Grave error es despreciar el símbolo. Es tanto como pisotear un concepto. El símbolo es el santo y seña de vida política. Se equivocan quienes creen que no tiene repercusión práctica, útil, la votación del jueves que exige a Sánchez una prueba parlamentaria para seguir en el poder. Se equivocan gravemente quienes consideran que la votación del jueves sólo tiene un valor, dicen ellos, meramente simbólico, porque Sánchez no se someterá a una moción de confianza y tampoco dimitirá. Se equivocan, en mi opinión, porque esa votación ya ha conseguido revelar no sólo la catadura moral de Sánchez y su partido, sino dar una prueba, quizá clave, para justificar la crítica de Pepa Millán: el presidente del Gobierno es el cabecilla de la trama que ha convertido "la estructura gubernamental en una organización criminal".
Y se equivocan también todos aquellos, empezando por los socialistas y conservadores a los que se les llena la boca a favor del Estado manager –el Estado social–, que minimizan el rol que desempeñan los Parlamentos en la vida democrática, reduciéndolos a tareas vicarias de bajo perfil legitimador de lo aprobado y ejecutado por los gobiernos. Quienes critican a los Parlamentos, entre ellos los que reducen sus funciones a tareas "simbólicas" sin importancia, deberían decirnos de modo claro y preciso qué otra institución mejor podría sustituir al Parlamento. Si no existiese la terrible inmoralidad ambiental que denuncia la señora Millán, serían absolutamente intolerables las críticas que se dirigen al Parlamento español por no tener efectos prácticos. Falso.
Los resultados están ahí delante de nosotros. ¿O acaso lo sucedido el jueves no es una resurrección de una de las funciones más importantes del Parlamento: ejercer la crítica de la política del Gobierno? ¿Acaso la sesión parlamentaria de la que se carcajeaba el jefe del Ejecutivo no ha orientado con exactitud el principal objetivo de la sociedad española: la mayoría de los españoles quiere la expulsión de Sánchez del poder? ¿Acaso esa votación no ha retratado con fidelidad las contradicciones y traiciones de los partidos políticos que apoyan al Gobierno?
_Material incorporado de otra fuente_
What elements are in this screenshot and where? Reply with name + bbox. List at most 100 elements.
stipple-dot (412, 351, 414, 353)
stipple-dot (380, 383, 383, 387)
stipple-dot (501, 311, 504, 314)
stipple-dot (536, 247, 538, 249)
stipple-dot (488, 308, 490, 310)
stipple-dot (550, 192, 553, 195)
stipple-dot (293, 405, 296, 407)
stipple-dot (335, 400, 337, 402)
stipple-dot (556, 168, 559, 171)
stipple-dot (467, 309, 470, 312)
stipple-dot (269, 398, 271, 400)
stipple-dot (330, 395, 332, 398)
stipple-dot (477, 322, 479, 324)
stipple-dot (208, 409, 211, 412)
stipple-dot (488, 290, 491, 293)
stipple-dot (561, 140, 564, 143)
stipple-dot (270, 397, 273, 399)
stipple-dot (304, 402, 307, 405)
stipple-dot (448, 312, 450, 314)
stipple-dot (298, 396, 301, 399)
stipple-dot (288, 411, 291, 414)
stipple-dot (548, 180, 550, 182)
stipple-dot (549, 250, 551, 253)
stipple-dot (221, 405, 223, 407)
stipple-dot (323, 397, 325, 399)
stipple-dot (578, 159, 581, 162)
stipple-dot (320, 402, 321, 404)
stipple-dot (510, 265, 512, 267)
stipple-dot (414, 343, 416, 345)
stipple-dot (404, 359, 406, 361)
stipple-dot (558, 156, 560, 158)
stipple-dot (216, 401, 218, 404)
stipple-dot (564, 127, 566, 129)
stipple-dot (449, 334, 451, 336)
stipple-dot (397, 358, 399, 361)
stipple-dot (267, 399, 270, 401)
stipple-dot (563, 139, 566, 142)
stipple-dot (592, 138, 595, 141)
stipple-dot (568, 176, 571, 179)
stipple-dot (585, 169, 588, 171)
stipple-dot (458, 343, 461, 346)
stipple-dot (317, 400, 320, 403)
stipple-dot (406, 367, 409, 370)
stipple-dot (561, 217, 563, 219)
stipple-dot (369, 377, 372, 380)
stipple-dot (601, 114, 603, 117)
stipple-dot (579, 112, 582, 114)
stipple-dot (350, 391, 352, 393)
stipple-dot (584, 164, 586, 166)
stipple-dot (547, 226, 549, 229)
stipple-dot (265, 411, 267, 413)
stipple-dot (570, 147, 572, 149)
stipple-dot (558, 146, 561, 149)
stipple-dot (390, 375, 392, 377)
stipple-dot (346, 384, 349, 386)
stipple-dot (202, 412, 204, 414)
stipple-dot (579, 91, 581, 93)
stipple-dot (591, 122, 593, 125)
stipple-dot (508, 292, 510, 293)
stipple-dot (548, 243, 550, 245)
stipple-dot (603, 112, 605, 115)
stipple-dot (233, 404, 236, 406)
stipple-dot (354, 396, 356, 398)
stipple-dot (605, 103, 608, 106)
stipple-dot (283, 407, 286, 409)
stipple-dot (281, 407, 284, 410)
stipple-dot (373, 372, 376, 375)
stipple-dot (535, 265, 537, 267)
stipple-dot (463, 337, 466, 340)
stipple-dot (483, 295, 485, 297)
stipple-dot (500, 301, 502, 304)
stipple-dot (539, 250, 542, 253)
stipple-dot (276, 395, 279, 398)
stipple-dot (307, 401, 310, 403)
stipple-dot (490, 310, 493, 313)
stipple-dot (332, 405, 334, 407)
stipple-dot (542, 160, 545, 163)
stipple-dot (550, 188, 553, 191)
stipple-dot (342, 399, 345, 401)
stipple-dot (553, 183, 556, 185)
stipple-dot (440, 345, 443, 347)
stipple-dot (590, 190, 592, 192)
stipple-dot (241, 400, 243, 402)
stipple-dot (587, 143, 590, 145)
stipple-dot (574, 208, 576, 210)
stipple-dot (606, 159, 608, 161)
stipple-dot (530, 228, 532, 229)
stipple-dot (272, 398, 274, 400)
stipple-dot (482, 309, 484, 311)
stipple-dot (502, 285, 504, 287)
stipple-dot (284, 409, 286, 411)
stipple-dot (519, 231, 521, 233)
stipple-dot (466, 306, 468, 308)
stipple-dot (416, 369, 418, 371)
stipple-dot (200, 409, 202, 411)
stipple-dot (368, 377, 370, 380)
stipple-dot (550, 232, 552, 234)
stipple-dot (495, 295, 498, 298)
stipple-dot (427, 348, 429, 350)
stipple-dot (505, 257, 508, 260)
Lo sucedido la semana pasada en el Palacio de la Carrera de San Jerónimo fue grandioso. Asistimos al acontecimiento más importante de la democracia: se probó con solvencia que sin publicidad los actos gubernamentales carecen de valor. El Parlamento español, sí, es el único que puede garantizar la publicidad de los actos gubernamentales. Dejó al descubierto las vergüenzas de las oligarquías políticas y sus tecnocracias auxiliares. El secreto de la acción del Gobierno de Sánchez quedó a la vista de todos: ha convertido la estructura gubernamental en una organización criminal. No se puede pedir más eficacia de un Parlamento.